Chasing Abby(79)


I step inside the room and grab the handle of the door. “I’m going to sleep.”
“Don’t forget your water.”
I take the glass from her and quickly close the door before she can give me any sage advice about how to get over Caleb. I set the glass of water on the nightstand, then I open the top drawer and easily find the small white remote for the window coverings. I scoop it up and press the down arrow button until the blinds and the new ivory curtains are completely closed.
I switch on my bedside lamp and stare at the mirror in the corner for a while before I gather the courage to sit down at my desk. Opening the laptop, my heart jumps when I see the desktop background. It’s a picture of Caleb and me in the quad at school. His friend Ewan took this picture of us on Caleb’s eighteenth birthday in January. I stare at him for a few minutes, searching his face for some sign of what he was planning to do. But I see nothing.
Caleb was always terrible at keeping secrets. Maybe he didn’t consider his living will a secret. Maybe he thought of it more as a gift, like the guitar he gave me for my birthday almost five months ago. And since he knew he wouldn’t be around to give it to me, he just put it out of his mind.
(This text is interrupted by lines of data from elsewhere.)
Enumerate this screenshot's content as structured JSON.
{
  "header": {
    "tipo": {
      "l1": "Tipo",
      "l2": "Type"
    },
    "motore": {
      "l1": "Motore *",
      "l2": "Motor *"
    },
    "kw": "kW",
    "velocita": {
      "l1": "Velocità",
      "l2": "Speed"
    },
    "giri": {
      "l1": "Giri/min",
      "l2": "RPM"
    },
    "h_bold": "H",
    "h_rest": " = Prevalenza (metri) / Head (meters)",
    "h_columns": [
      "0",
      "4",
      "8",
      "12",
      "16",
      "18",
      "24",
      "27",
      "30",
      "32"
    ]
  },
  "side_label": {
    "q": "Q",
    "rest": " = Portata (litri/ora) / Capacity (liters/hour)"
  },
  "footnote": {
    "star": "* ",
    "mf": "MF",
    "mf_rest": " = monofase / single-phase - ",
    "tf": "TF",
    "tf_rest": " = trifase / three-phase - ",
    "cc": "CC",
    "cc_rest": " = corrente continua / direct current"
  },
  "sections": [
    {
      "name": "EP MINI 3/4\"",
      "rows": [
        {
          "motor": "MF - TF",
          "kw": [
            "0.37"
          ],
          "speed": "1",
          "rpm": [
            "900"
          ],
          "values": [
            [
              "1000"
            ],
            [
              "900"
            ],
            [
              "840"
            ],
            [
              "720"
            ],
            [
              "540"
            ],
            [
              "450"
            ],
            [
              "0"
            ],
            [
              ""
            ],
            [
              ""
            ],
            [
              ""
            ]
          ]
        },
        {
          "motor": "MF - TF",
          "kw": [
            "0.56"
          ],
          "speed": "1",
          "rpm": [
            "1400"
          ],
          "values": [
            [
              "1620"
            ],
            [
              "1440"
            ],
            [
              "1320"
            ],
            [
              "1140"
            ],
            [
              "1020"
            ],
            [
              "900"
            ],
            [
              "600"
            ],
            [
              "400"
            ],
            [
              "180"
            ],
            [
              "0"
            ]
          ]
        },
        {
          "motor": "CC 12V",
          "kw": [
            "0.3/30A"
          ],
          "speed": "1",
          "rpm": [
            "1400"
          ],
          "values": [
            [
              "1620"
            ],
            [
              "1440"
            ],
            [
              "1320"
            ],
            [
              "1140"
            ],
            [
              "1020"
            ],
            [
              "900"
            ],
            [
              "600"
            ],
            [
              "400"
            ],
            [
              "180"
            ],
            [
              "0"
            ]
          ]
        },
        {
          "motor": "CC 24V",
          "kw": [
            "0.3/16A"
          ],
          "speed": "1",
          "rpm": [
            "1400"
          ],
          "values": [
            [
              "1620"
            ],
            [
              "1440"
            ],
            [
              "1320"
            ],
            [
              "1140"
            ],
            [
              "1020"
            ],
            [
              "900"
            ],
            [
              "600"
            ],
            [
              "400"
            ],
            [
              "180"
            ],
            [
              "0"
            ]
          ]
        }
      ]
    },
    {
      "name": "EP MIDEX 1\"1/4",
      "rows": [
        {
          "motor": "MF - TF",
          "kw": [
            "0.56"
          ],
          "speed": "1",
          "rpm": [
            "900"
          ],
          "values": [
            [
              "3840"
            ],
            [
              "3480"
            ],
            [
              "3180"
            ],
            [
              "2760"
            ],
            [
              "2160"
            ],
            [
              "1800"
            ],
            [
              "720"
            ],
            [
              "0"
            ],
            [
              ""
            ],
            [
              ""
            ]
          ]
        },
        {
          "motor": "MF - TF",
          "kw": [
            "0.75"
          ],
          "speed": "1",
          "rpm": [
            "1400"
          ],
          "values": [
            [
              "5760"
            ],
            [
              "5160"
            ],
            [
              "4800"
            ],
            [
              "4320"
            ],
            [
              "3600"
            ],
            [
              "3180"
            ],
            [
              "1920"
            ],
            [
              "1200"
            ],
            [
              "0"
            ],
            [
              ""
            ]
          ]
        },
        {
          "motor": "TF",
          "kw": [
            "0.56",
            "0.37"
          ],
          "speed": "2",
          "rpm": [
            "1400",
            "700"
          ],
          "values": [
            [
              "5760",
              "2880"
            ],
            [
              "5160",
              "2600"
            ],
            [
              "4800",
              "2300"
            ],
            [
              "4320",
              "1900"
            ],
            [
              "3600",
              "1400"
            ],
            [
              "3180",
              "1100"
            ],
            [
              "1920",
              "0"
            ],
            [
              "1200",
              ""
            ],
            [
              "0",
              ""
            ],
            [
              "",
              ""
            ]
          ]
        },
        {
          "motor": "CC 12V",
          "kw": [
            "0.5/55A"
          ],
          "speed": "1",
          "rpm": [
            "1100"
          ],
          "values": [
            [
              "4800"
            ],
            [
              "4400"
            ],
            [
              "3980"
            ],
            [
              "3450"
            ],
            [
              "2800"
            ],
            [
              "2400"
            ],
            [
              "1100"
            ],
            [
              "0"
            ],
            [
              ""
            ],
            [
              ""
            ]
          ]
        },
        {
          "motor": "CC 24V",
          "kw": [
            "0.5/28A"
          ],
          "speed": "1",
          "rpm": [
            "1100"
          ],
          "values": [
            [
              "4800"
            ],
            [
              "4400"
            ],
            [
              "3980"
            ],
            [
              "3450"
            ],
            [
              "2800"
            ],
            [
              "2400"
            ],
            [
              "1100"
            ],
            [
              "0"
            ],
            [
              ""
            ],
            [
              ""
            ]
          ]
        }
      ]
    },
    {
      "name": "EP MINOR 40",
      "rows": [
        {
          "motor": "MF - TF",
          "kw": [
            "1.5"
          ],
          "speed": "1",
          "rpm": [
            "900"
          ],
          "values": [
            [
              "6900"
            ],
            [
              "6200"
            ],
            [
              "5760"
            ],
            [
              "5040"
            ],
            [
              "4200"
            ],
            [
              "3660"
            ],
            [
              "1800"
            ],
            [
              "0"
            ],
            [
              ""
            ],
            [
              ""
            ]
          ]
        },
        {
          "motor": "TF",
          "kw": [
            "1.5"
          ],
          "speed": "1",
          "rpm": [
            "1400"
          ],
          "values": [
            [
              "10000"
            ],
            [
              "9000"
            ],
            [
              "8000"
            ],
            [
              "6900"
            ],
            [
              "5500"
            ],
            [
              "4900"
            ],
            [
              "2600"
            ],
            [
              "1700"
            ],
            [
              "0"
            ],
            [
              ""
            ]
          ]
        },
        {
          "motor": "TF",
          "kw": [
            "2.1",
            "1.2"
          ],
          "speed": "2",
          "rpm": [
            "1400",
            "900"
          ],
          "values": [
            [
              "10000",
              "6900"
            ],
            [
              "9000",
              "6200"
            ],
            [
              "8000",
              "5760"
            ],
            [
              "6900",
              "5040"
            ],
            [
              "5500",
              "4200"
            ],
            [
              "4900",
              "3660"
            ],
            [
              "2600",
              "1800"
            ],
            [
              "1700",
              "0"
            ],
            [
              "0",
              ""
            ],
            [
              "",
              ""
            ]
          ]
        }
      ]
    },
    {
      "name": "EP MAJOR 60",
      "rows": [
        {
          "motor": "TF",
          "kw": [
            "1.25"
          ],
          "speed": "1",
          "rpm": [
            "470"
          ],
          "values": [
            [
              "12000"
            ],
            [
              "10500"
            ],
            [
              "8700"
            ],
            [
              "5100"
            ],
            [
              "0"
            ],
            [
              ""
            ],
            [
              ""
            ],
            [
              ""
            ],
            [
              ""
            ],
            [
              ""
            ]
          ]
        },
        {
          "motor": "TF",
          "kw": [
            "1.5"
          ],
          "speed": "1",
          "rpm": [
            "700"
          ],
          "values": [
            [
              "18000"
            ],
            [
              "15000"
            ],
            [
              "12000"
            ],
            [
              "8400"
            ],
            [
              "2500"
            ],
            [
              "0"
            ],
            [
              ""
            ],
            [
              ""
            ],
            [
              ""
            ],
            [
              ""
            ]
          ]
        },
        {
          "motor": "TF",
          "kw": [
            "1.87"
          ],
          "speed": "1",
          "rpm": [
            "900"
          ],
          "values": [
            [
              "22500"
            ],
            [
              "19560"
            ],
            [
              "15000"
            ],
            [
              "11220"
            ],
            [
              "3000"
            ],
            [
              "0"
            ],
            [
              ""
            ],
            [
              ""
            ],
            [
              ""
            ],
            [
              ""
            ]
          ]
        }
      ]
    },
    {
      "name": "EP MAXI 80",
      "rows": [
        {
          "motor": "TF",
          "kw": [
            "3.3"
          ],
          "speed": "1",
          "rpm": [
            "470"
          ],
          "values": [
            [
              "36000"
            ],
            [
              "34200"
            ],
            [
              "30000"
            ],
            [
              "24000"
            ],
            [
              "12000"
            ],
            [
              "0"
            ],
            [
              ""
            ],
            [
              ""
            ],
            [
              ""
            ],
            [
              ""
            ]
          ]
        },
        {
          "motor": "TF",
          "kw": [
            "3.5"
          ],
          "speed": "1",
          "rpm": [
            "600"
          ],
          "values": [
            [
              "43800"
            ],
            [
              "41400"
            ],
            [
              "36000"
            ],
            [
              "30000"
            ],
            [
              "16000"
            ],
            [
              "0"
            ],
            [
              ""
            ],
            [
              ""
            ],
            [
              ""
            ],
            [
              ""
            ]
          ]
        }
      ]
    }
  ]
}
Well, he had it in his mind long enough to sign the papers and write me a letter. And, according to his estate lawyer, Caleb had one final gift for me. An email he wanted me to read once I was strong enough.
I log into my computer and, for a split second, consider changing the desktop background so I don’t have to stare at his smiling face. Or the way his eyebrow got crooked when he smiled hugely. Or the way his hand is pretending to squeeze my breast and I’m laughing so hard you can see my tonsils. If I change this background image, that will be the beginning of forgetting Caleb and, as painful as it is to remember, I think I’d rather die than forget him.
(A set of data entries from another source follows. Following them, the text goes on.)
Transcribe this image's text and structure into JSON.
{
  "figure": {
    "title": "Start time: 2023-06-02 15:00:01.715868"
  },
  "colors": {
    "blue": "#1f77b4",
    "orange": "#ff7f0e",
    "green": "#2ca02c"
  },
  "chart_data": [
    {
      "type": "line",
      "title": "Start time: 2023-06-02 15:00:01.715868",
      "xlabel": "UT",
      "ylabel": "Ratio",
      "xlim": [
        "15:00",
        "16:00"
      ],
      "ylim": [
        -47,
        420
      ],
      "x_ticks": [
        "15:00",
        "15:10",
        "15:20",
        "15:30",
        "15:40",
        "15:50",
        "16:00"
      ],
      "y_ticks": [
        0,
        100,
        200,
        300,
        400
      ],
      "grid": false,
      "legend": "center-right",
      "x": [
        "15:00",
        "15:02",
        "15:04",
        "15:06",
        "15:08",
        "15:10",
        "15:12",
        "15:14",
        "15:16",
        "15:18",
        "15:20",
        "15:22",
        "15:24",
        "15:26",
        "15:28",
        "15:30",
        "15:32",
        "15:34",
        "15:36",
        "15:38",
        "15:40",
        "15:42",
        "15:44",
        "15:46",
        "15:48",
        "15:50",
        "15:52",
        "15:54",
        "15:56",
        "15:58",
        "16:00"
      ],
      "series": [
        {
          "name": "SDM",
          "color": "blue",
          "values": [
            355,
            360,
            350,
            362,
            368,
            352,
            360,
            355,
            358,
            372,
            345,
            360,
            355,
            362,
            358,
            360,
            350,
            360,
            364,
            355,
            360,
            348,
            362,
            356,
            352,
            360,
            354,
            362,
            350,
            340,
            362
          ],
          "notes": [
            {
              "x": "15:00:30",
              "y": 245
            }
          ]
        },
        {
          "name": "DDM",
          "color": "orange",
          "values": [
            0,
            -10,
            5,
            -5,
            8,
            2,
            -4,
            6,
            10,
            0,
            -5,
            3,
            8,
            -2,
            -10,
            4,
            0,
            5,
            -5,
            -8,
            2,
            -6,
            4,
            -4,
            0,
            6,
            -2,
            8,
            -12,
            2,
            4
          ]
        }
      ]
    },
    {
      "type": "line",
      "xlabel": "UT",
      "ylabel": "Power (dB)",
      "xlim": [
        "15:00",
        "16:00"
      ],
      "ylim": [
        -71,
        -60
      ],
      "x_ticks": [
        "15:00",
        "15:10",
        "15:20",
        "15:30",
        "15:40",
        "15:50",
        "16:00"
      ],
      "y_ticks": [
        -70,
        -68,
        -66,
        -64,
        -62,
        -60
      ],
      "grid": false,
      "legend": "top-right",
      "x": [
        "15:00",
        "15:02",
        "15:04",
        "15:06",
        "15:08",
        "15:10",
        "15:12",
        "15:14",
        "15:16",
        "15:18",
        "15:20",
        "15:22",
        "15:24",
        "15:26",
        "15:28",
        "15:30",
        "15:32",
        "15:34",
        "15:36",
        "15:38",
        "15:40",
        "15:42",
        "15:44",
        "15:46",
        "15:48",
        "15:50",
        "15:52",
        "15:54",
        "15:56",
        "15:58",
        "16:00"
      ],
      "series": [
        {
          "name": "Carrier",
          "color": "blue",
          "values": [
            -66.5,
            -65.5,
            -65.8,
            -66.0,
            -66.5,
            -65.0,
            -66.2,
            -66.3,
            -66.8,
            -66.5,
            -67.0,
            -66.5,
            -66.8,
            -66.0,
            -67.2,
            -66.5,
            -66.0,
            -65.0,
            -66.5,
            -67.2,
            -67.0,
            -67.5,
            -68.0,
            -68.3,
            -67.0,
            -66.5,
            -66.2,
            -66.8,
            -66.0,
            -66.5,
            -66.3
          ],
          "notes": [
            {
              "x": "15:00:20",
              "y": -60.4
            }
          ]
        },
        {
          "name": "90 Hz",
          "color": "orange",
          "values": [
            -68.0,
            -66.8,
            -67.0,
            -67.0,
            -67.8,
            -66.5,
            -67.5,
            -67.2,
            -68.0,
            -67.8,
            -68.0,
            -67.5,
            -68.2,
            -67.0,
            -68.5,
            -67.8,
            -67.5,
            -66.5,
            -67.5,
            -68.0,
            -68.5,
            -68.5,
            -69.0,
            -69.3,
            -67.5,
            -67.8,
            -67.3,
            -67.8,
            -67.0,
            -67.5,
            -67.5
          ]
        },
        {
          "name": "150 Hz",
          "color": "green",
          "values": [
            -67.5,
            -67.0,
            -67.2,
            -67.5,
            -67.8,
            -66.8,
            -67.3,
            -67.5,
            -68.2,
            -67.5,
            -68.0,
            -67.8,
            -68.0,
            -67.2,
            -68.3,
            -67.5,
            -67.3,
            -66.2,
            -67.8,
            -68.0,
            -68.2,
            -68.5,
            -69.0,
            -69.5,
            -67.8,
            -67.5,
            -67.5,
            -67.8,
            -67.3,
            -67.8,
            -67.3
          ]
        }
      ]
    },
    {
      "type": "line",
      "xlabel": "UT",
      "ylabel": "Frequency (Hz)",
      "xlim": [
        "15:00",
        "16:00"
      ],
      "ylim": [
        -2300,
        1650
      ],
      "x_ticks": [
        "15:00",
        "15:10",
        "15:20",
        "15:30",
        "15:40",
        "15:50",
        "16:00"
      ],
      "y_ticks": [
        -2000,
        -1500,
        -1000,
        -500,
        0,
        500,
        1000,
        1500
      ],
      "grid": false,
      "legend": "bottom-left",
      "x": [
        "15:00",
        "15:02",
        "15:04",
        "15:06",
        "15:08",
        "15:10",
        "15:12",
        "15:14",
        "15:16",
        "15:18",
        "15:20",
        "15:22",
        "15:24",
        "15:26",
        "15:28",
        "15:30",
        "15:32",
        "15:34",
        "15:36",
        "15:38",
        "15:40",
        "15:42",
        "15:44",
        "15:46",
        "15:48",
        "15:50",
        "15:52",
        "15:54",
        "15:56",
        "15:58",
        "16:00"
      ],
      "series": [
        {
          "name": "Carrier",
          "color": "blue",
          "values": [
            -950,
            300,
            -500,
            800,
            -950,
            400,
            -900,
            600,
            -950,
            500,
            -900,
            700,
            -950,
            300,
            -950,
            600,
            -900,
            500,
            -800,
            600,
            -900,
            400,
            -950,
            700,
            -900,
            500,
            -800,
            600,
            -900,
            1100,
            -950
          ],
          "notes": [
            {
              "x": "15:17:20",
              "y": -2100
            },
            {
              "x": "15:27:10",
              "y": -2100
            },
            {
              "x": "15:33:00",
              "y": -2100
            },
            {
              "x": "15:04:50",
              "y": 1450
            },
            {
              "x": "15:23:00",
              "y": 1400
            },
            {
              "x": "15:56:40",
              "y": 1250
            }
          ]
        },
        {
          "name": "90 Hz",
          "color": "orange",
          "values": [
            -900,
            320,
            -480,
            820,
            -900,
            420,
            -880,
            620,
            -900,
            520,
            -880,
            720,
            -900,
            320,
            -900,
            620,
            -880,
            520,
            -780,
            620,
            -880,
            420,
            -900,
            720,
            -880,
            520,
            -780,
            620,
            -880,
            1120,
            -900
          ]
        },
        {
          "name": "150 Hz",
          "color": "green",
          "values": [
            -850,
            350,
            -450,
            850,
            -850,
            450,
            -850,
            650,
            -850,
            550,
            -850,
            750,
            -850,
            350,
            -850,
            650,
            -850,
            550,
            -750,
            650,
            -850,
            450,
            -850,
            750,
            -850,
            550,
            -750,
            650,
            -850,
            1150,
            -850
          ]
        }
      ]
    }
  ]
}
I open up my email program and it takes about five minutes for thousands of emails to load. There are emails from almost every single person in my senior high school class, expressing their condolences for Caleb’s death. There are more emails from people I don’t know than there are from people whose names I vaguely recognize.
I search my inbox for “Gill Burrows” and quickly find the email I’m looking for. The subject line reads: Caleb’s final request. My cursor hovers over the message, just waiting for me to double-click to open it. But I can’t. If I open that email, that will be it. I will never hear from him again. I’m not ready to let him go yet.
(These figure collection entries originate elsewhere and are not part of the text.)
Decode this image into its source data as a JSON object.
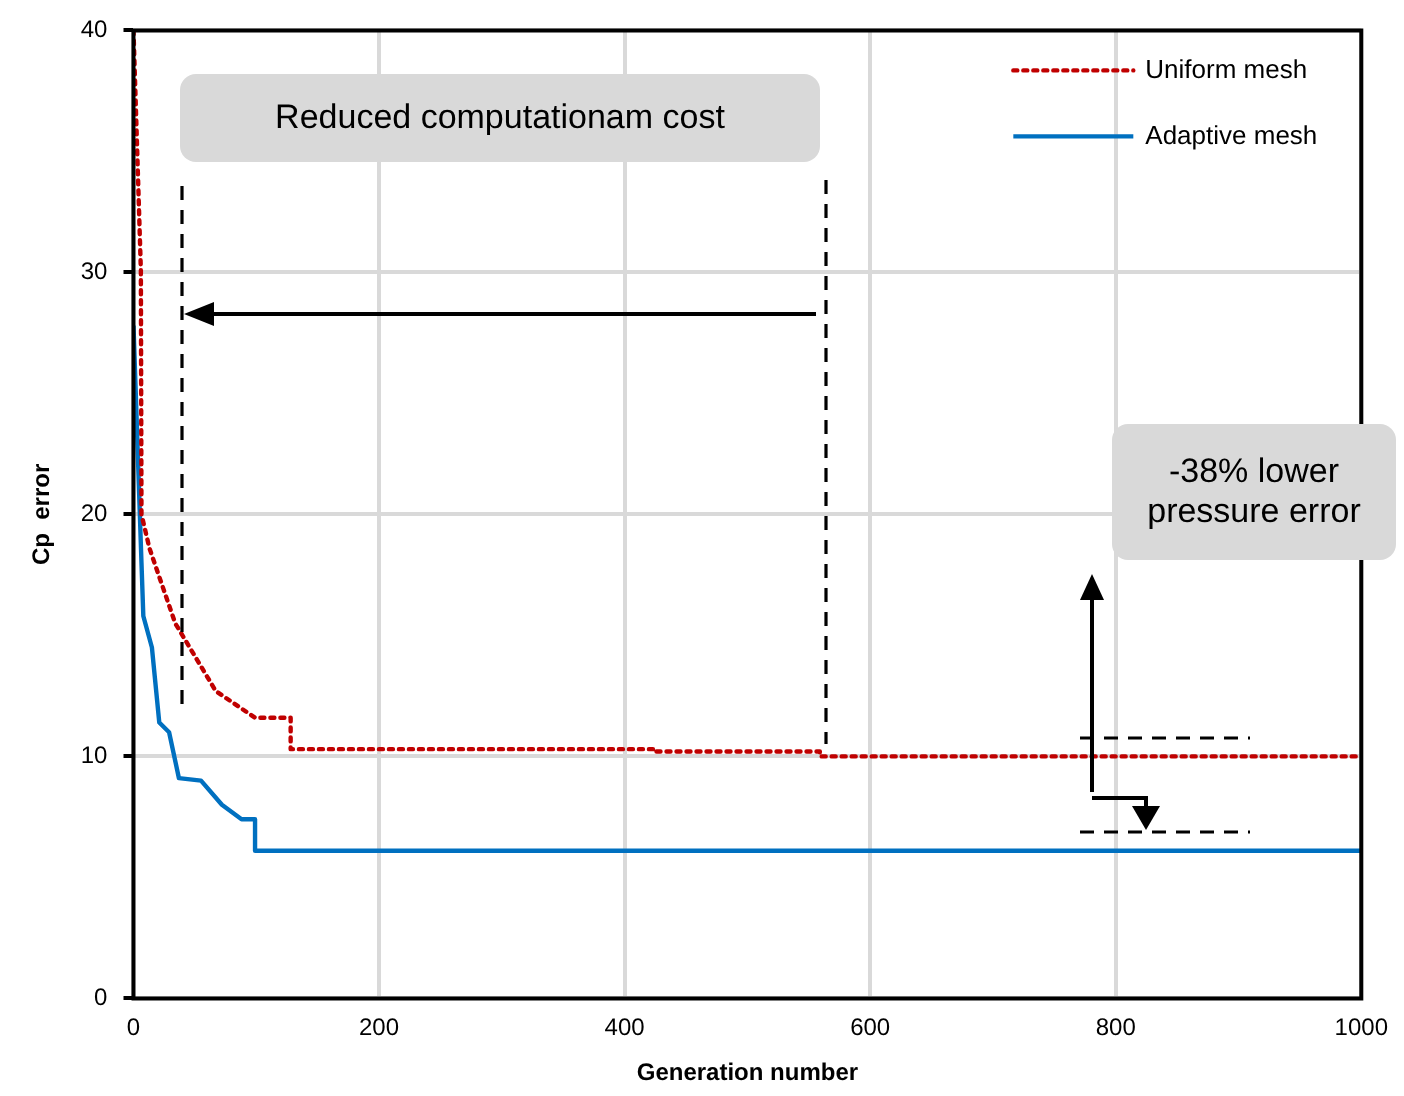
{
  "chart_data": {
    "type": "line",
    "xlabel": "Generation number",
    "ylabel": "Cp  error",
    "xlim": [
      0,
      1000
    ],
    "xticks": [
      0,
      200,
      400,
      600,
      800,
      1000
    ],
    "ylim": [
      0,
      40
    ],
    "yticks": [
      0,
      10,
      20,
      30,
      40
    ],
    "grid": true,
    "legend": "top right",
    "marker": "none",
    "annotations": [
      "Reduced computationam cost",
      "-38% lower pressure error"
    ],
    "series": [
      {
        "name": "Uniform mesh",
        "color": "#c00000",
        "line_style": "dotted",
        "x": [
          0,
          6,
          6.5,
          13,
          34,
          67,
          99,
          128,
          128,
          424,
          424,
          559,
          559,
          1000
        ],
        "values": [
          40,
          30.1,
          20,
          18.6,
          15.5,
          12.7,
          11.6,
          11.6,
          10.3,
          10.3,
          10.2,
          10.2,
          10,
          10
        ]
      },
      {
        "name": "Adaptive mesh",
        "color": "#0070c0",
        "line_style": "solid",
        "x": [
          0,
          6.5,
          8,
          15,
          21,
          29,
          37,
          55,
          72,
          88,
          99,
          99,
          1000
        ],
        "values": [
          27.8,
          18,
          15.8,
          14.5,
          11.4,
          11,
          9.1,
          9,
          8,
          7.4,
          7.4,
          6.1,
          6.1
        ]
      }
    ]
  }
}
I minimize the program and close the lid on my laptop. Caleb wanted me to open that message when I was strong enough. And today I’m not. Today, I wonder if I’ll ever open that email.



CALEB WAS CREMATED three days after he gave me his heart and his ashes were held in an antique blue and white vase, which had previously graced the shelves in Claire’s library. The vase was kept in the library, on the shelf nearest the ’68 Stratocaster, until three weeks after his death, three days after I returned home. Then, according to Caleb’s instructions, his ashes were to be buried in the ground next to the plot where his father’s ashes are buried.
It’s a muggy, overcast Labor Day weekend and I’ve never seen so many people dressed in black gathered in one place. The clouds refuse to part, as if God has shrouded our corner of the earth in a shadow of darkness to pay His respects. I don’t want to speak at the memorial. I don’t want to bare my heart and soul in front of a crowd of hundreds of mourners. But I can’t not speak. This isn’t just anyone. This is Caleb. This is my heart.
I tread softly over the neatly trimmed grass until I reach the well-worn patch behind the wooden podium where four others have spoken before me. I glance at the crowd and quickly turn back to the speech I have displayed on my phone. The crowd is silent, as this is the moment I’m sure they’ve all been waiting for.